Alzheimer's disease (AD) is a systemic neurodegenerative disorder, the incidence of which increases with the age growth [1]. Nowadays, AD has become a severe threat to the elderly health and global medical resource. The course of AD is slow, insidious, and irreversible. As the disease progresses, patients might experience cognitive impairment, memory decline, emotional disorders, personality changes, even culminating in death [2]. However, AD pathological courses are complex and varied, involving multiple systems and links. Generally, several hypotheses have been put forward: β-amyloid (Aβ) deposits, tau hyperphosphorylation, synaptic dysfunction, oxidative stress, neuroinflammation, central cholinergic system dysfunction, etc. [[3], [4], [5], [6]]. Drug development based on the cholinergic neuron hypothesis is a significant direction of AD therapy, and most commercially available drugs (Donepezil, Galantamine, Rivastigmine, etc.) fall into this category.

This hypothesis regarded that acetylcholine (ACh) dysfunction is closely related to typical AD pathological features: cognitive dysfunction, learning ability decline and memory loss [7]. Meanwhile, ACh could be hydrolyzed by cholinesterases (ChEs), mainly composed of acetylcholinesterase (AChE) and butyrylcholinesterase (BChE). Most current drugs, including Rivastigmine and Donepezil, could improve the learning and memory ability of AD patients through inhibiting ChEs activity and increasing ACh level. As reported, AChE and BChE share 65% homological amino acid sequences and both contain a catalytic anionic subsite (CAS), a peripheral anionic site (PAS), an acyl-binding pocket, a choline-binding pocket and an oxyanion hole [8]. Even though, some subtle residue differences in the acyl pocket are pivotal for designing selective potent BChE inhibitors (Supplementary Fig. 1; Supplementary Table 1) [[9], [10], [11]]. Under normal physiological conditions, AChE is responsible for ACh degradation, while BChE is usually considered as the redundant “pseudocholinesterase”. However, in the late-stage of AD, AChE decreases heavily and almost loses its hydrolytic function. On the contrary, the level of BChE enhances slightly, and replaces AChE to function as the major hydrolase of ACh [12]. Besides, several AChE inhibitors, like Donepezil, have been clinically reported to cause gastrointestinal side effects and affect adherence to continuous therapy [13]. Since BChE is not a physiologically essential enzyme, specific inhibition exerts no obvious side effects on the peripheral system, which is more advantaged than selective AChE inhibitors from the safety perspective [14]. Additionally, the positive relationship between BChE deposition and Aβ aggregation in senile plaques has been also proved through histochemical localization [15,16]. Therefore, BChE inhibition is a promising and safe method to increase the level of ACh and improve cognition in progressed AD.

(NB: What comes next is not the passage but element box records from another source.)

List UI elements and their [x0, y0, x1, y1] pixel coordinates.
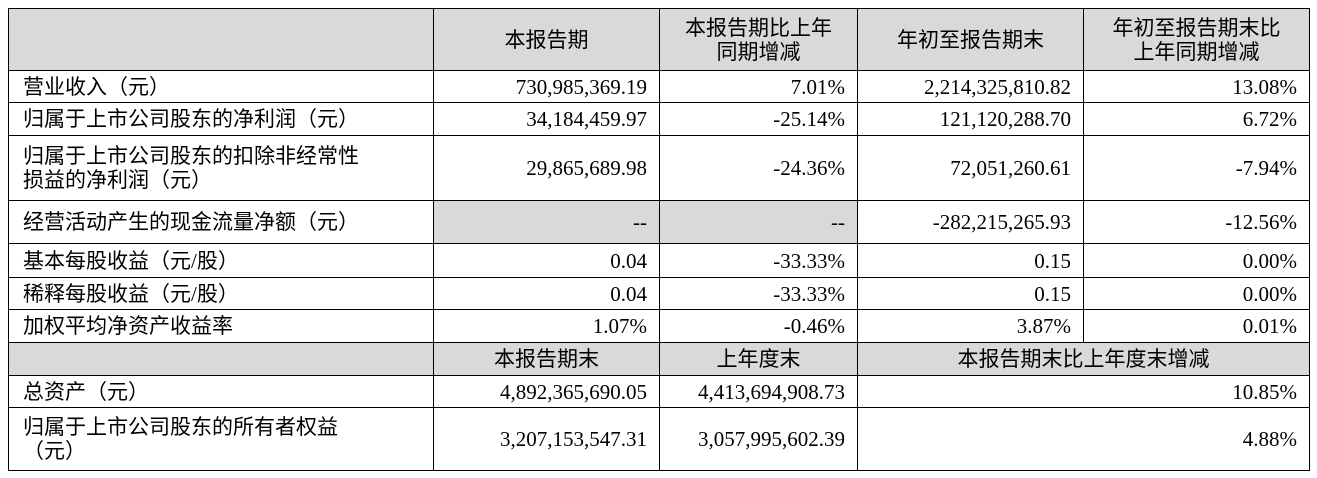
table-cell: -24.36%: [659, 135, 858, 201]
table-cell: 13.08%: [1083, 70, 1310, 103]
table-cell: 4.88%: [857, 407, 1310, 471]
table-cell: 3,207,153,547.31: [433, 407, 660, 471]
table-cell: -7.94%: [1083, 135, 1310, 201]
cell-line: 加权平均净资产收益率: [23, 314, 233, 338]
table-body: 本报告期 本报告期比上年 同期增减 年初至报告期末 年初至报告期末比 上年同期增减 营业收入…: [8, 8, 1310, 471]
cell-line: 经营活动产生的现金流量净额（元）: [23, 210, 359, 234]
cell-line: 归属于上市公司股东的净利润（元）: [23, 107, 359, 131]
table-cell: 0.15: [857, 277, 1084, 310]
table-cell: 1.07%: [433, 309, 660, 343]
table-cell: 经营活动产生的现金流量净额（元）: [8, 200, 434, 244]
table-cell: 29,865,689.98: [433, 135, 660, 201]
table-cell: 730,985,369.19: [433, 70, 660, 103]
table-row: 营业收入（元） 730,985,369.19 7.01% 2,214,325,810.…: [8, 70, 1310, 103]
table-cell: 6.72%: [1083, 102, 1310, 136]
table-cell: 72,051,260.61: [857, 135, 1084, 201]
table-cell: 归属于上市公司股东的扣除非经常性 损益的净利润（元）: [8, 135, 434, 201]
table-cell: -282,215,265.93: [857, 200, 1084, 244]
table-cell: 本报告期末: [433, 342, 660, 376]
cell-line: 稀释每股收益（元/股）: [23, 281, 239, 306]
cell-line: 总资产（元）: [23, 379, 149, 404]
table-cell: 10.85%: [857, 375, 1310, 408]
table-row: 总资产（元） 4,892,365,690.05 4,413,694,908.73 10…: [8, 375, 1310, 408]
cell-line: 营业收入（元）: [23, 74, 170, 99]
table-cell: --: [659, 200, 858, 244]
table-cell: 3,057,995,602.39: [659, 407, 858, 471]
table-cell: 总资产（元）: [8, 375, 434, 408]
cell-line: 归属于上市公司股东的所有者权益: [23, 415, 338, 439]
table-cell: 本报告期末比上年度末增减: [857, 342, 1310, 376]
table-cell: 0.00%: [1083, 243, 1310, 278]
table-cell: -12.56%: [1083, 200, 1310, 244]
table-cell: 营业收入（元）: [8, 70, 434, 103]
table-cell: [8, 342, 434, 376]
table-cell: -33.33%: [659, 277, 858, 310]
financial-table: 本报告期 本报告期比上年 同期增减 年初至报告期末 年初至报告期末比 上年同期增减 营业收入…: [8, 8, 1310, 471]
table-cell: 34,184,459.97: [433, 102, 660, 136]
table-row: 经营活动产生的现金流量净额（元） -- -- -282,215,265.93 -12.5…: [8, 200, 1310, 244]
table-cell: 加权平均净资产收益率: [8, 309, 434, 343]
table-cell: 0.00%: [1083, 277, 1310, 310]
cell-line: 年初至报告期末: [897, 27, 1044, 52]
cell-line: 同期增减: [716, 39, 801, 64]
cell-line: 上年同期增减: [1133, 39, 1260, 64]
table-cell: 4,413,694,908.73: [659, 375, 858, 408]
table-row: 加权平均净资产收益率 1.07% -0.46% 3.87% 0.01%: [8, 309, 1310, 343]
table-cell: 121,120,288.70: [857, 102, 1084, 136]
table-row: 本报告期末 上年度末 本报告期末比上年度末增减: [8, 342, 1310, 376]
table-row: 归属于上市公司股东的扣除非经常性 损益的净利润（元） 29,865,689.98 -2…: [8, 135, 1310, 201]
table-cell: --: [433, 200, 660, 244]
table-cell: 7.01%: [659, 70, 858, 103]
cell-line: 损益的净利润（元）: [23, 168, 212, 192]
table-row: 稀释每股收益（元/股） 0.04 -33.33% 0.15 0.00%: [8, 277, 1310, 310]
table-cell: 4,892,365,690.05: [433, 375, 660, 408]
table-row: 归属于上市公司股东的净利润（元） 34,184,459.97 -25.14% 121,…: [8, 102, 1310, 136]
table-cell: 3.87%: [857, 309, 1084, 343]
cell-line: 年初至报告期末比: [1112, 15, 1281, 40]
table-cell: 0.15: [857, 243, 1084, 278]
cell-line: 本报告期比上年: [685, 15, 832, 40]
cell-line: （元）: [23, 439, 86, 463]
table-cell: 0.04: [433, 277, 660, 310]
table-cell: 0.04: [433, 243, 660, 278]
cell-line: 本报告期: [504, 27, 589, 52]
table-row: 基本每股收益（元/股） 0.04 -33.33% 0.15 0.00%: [8, 243, 1310, 278]
table-cell: 基本每股收益（元/股）: [8, 243, 434, 278]
table-cell: 稀释每股收益（元/股）: [8, 277, 434, 310]
table-cell: 归属于上市公司股东的所有者权益 （元）: [8, 407, 434, 471]
table-cell: -25.14%: [659, 102, 858, 136]
table-cell: 2,214,325,810.82: [857, 70, 1084, 103]
table-row: 归属于上市公司股东的所有者权益 （元） 3,207,153,547.31 3,057,…: [8, 407, 1310, 471]
table-cell: -0.46%: [659, 309, 858, 343]
table-row: 本报告期 本报告期比上年 同期增减 年初至报告期末 年初至报告期末比 上年同期增减: [8, 8, 1310, 71]
table-cell: [8, 8, 434, 71]
table-cell: 本报告期比上年 同期增减: [659, 8, 858, 71]
table-cell: -33.33%: [659, 243, 858, 278]
table-cell: 本报告期: [433, 8, 660, 71]
cell-line: 归属于上市公司股东的扣除非经常性: [23, 144, 359, 168]
table-cell: 年初至报告期末: [857, 8, 1084, 71]
table-cell: 年初至报告期末比 上年同期增减: [1083, 8, 1310, 71]
table-cell: 归属于上市公司股东的净利润（元）: [8, 102, 434, 136]
table-cell: 上年度末: [659, 342, 858, 376]
table-cell: 0.01%: [1083, 309, 1310, 343]
cell-line: 基本每股收益（元/股）: [23, 248, 239, 273]
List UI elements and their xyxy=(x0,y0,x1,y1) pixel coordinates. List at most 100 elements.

Herein, we conducted a virtual screening based on pharmacophore model and obtained a novel BChE inhibitor S21–1001 (eqBChE IC50 = 3.06 ± 1.79 μM, hBChE IC50 = 1.68 ± 1.15 μM). Guided by structural modification and structure-activity relationship (SAR), we identified S21–1011 (eqBChE IC50 = 0.059 ± 0.006 μM, hBChE IC50 = 0.162 ± 0.069 μM) as the optimized molecule. This potent BChE inhibitor showed excellent pharmacokinetic (PK) properties, especially the high oral-bioavailability and the capability of crossing blood-brain barrier (BBB). In pharmacological investigation, S21–1011 was observed to keep the viability of nerve cells from oxidative stress and toxic damages. It also efficiently alleviated cognitive disorder and inflammatory reactions in various AD pathology-like mice models (Fig. 1). These studies uncovered a novel potent BChE inhibitor S21–1011, as a multi-functional agent, could improve cognitive symptoms and protect the neural microenvironment, providing a promising candidate for AD therapy.